1 F.4th 180
4th Cir.2021Background
- AFGE (a union) sued the Office of Special Counsel (OSC) challenging two OSC advisory opinions about speech related to President Trump’s reelection—one treating advocacy about impeachment as political and another treating use of terms like “resistance” as potentially political.
- AFGE submitted affidavits alleging members refrained from expressing impeachment-related views or using “resist/resistance” at work out of fear of investigation or discipline under the Hatch Act.
- The district court dismissed for lack of ripeness, finding OSC opinions non‑binding, too general, and lacking any concrete enforcement or individual notice to AFGE members.

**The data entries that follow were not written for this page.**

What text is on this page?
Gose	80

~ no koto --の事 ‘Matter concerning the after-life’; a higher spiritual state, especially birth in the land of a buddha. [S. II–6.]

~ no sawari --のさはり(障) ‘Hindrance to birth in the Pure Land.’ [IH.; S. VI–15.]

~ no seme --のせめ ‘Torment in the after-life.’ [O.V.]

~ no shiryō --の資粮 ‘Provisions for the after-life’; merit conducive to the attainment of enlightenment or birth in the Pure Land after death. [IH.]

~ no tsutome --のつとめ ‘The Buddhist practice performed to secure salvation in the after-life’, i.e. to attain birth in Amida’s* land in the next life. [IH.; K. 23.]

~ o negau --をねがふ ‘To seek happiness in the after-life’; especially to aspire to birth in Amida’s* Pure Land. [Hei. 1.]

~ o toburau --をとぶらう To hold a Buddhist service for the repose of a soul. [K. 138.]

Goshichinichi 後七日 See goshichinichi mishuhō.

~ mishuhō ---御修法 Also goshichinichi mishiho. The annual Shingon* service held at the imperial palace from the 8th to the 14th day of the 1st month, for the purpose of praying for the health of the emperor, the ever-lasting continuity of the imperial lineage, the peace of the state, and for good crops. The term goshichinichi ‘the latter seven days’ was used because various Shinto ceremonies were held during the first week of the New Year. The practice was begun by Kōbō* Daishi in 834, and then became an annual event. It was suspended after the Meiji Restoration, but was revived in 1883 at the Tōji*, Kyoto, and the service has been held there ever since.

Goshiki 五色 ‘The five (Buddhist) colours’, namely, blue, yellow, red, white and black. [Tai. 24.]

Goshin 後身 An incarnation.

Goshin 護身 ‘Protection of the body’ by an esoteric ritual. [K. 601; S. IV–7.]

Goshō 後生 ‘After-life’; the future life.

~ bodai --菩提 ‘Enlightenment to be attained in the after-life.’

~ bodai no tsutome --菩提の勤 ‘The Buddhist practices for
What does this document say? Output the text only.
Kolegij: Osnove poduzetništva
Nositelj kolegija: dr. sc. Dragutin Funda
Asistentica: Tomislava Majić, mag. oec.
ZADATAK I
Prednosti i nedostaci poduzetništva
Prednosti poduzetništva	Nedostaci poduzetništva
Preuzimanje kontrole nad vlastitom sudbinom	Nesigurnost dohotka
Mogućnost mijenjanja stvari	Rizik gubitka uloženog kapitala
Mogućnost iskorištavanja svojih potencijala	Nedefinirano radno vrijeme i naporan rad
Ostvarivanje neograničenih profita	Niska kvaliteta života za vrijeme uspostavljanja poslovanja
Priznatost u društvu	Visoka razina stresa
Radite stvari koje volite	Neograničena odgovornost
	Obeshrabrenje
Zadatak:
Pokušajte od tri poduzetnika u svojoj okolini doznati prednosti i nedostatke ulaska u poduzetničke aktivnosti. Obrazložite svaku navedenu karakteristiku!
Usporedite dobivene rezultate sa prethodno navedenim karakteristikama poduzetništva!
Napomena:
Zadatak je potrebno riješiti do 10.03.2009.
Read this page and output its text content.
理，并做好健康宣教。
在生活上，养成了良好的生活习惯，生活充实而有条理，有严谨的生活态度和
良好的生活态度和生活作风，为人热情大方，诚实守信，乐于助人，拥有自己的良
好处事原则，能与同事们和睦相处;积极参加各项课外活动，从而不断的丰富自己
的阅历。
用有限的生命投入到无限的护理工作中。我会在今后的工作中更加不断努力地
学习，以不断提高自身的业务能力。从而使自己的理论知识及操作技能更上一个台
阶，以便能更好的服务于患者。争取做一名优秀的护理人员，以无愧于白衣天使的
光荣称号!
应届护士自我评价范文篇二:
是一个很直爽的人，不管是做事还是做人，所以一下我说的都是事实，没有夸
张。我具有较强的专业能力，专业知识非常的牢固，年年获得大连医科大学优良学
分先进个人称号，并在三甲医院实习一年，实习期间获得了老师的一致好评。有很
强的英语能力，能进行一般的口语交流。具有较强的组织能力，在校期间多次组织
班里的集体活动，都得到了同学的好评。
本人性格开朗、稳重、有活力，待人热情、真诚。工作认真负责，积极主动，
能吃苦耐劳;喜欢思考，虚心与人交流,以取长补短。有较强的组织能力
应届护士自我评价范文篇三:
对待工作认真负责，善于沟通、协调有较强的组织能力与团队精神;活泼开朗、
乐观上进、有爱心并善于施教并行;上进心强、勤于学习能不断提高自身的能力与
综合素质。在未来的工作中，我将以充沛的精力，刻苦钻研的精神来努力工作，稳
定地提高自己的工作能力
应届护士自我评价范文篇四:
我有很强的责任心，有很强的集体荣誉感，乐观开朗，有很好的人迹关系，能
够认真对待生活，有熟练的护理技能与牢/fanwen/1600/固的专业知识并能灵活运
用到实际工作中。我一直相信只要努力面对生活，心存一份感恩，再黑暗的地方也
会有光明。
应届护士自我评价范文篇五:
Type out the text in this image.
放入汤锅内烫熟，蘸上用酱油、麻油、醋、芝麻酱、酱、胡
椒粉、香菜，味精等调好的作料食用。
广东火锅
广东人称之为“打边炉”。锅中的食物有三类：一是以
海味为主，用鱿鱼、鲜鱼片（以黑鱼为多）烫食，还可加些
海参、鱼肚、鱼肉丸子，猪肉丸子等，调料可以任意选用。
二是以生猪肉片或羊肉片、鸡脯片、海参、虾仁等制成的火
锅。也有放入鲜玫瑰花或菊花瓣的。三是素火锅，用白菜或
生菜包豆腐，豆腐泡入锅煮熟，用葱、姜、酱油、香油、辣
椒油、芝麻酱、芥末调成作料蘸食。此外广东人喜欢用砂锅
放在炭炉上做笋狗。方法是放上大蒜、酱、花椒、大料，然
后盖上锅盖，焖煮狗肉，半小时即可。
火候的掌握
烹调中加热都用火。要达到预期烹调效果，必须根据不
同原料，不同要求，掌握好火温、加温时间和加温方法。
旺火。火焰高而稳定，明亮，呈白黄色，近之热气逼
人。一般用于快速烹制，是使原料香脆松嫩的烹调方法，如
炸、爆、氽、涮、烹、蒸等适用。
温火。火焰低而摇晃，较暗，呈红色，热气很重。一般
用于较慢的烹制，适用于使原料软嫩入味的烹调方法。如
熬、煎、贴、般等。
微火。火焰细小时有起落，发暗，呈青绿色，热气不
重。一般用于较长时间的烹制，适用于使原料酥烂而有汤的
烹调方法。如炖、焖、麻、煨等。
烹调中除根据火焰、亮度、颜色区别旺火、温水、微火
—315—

- After the district court decision, OSC withdrew the advisory opinions post‑election, stating they no longer applied because Trump was no longer a candidate.
- The Fourth Circuit affirmed, holding AFGE’s claims moot and, alternatively, unripe; the court emphasized the Hatch Act enforcement scheme (OSC → MSPB → Federal Circuit) and the limited role of advisory opinions.
Issues
| Issue | Plaintiff's Argument | Defendant's Argument | Held |
|---|---|---|---|
| Mootness — is there a live controversy? | AFGE: OSC advisory opinions chilled members’ speech, creating an ongoing injury. | OSC: Guidance was rescinded after the election; no current advisory rule to cause injury. | Held: Moot — OSC withdrew guidance; no injury‑in‑fact remains. |
| Ripeness/Justiciability — may court adjudicate an advisory opinion? | AFGE: Court should enjoin OSC reliance to protect First Amendment rights before enforcement. | OSC: Advisory opinions are general, non‑binding forecasts; no individualized enforcement or MSPB action occurred. | Held: Not ripe — generalized advisory guidance and lack of enforcement make judicial review premature. |
| Enforcement scheme / Article III role — should court create direct review? | AFGE: Needs rapid relief to prevent chilling of speech. | OSC: Congress created specific path (OSC investigations → MSPB adjudication → Federal Circuit review); regional circuits were not assigned this role. | Held: Court refused to graft a parallel Article III “fast track”; respect for Congress’ scheme. |
| Capable‑of‑repetition‑yet‑evading‑review exception | AFGE: The issue could recur in future elections and evade review. | OSC: Withdrawal was election‑dependent, no evidence of evasive or opportunistic cessation; recurrence is speculative. | Held: Exception not satisfied — no reasonable expectation of repetition and duration not inherently unreviewable. |
Key Cases Cited
- Am. Fed'n of Gov't Employees, AFL-CIO v. O'Connor, 747 F.2d 748 (D.C. Cir. 1984) (OSC advisory opinions described as nonbinding forecasts/safe harbor).
- Clapper v. Amnesty Int'l USA, 568 U.S. 398 (2013) (federal standing requires a concrete, not speculative, injury).
- Babbitt v. Farm Workers Nat'l Union, 442 U.S. 289 (1979) (First Amendment suits may proceed where there is a credible threat of prosecution).
- Cooksey v. Futrell, 721 F.3d 226 (4th Cir. 2013) (ripeness where regulator took specific, targeted enforcement steps producing a concrete chilling effect).
- United States v. Mitchell, 330 U.S. 75 (1947) (upholding constitutionality of the Hatch Act).
- U.S. Civil Serv. Comm'n v. Nat'l Ass'n of Letter Carriers, AFL-CIO, 413 U.S. 548 (1973) (upholding Hatch Act restrictions).
- Abbott Laboratories v. Gardner, 387 U.S. 136 (1967) (ripeness doctrine prevents premature adjudication of administrative policies).
- Friends of the Earth v. Laidlaw Envtl. Servs., 528 U.S. 167 (2000) (mootness principles and when cessation shows no reasonable expectation of recurrence).
- United States v. Sanchez-Gomez, 138 S. Ct. 1532 (2018) (test for the "capable of repetition yet evading review" exception).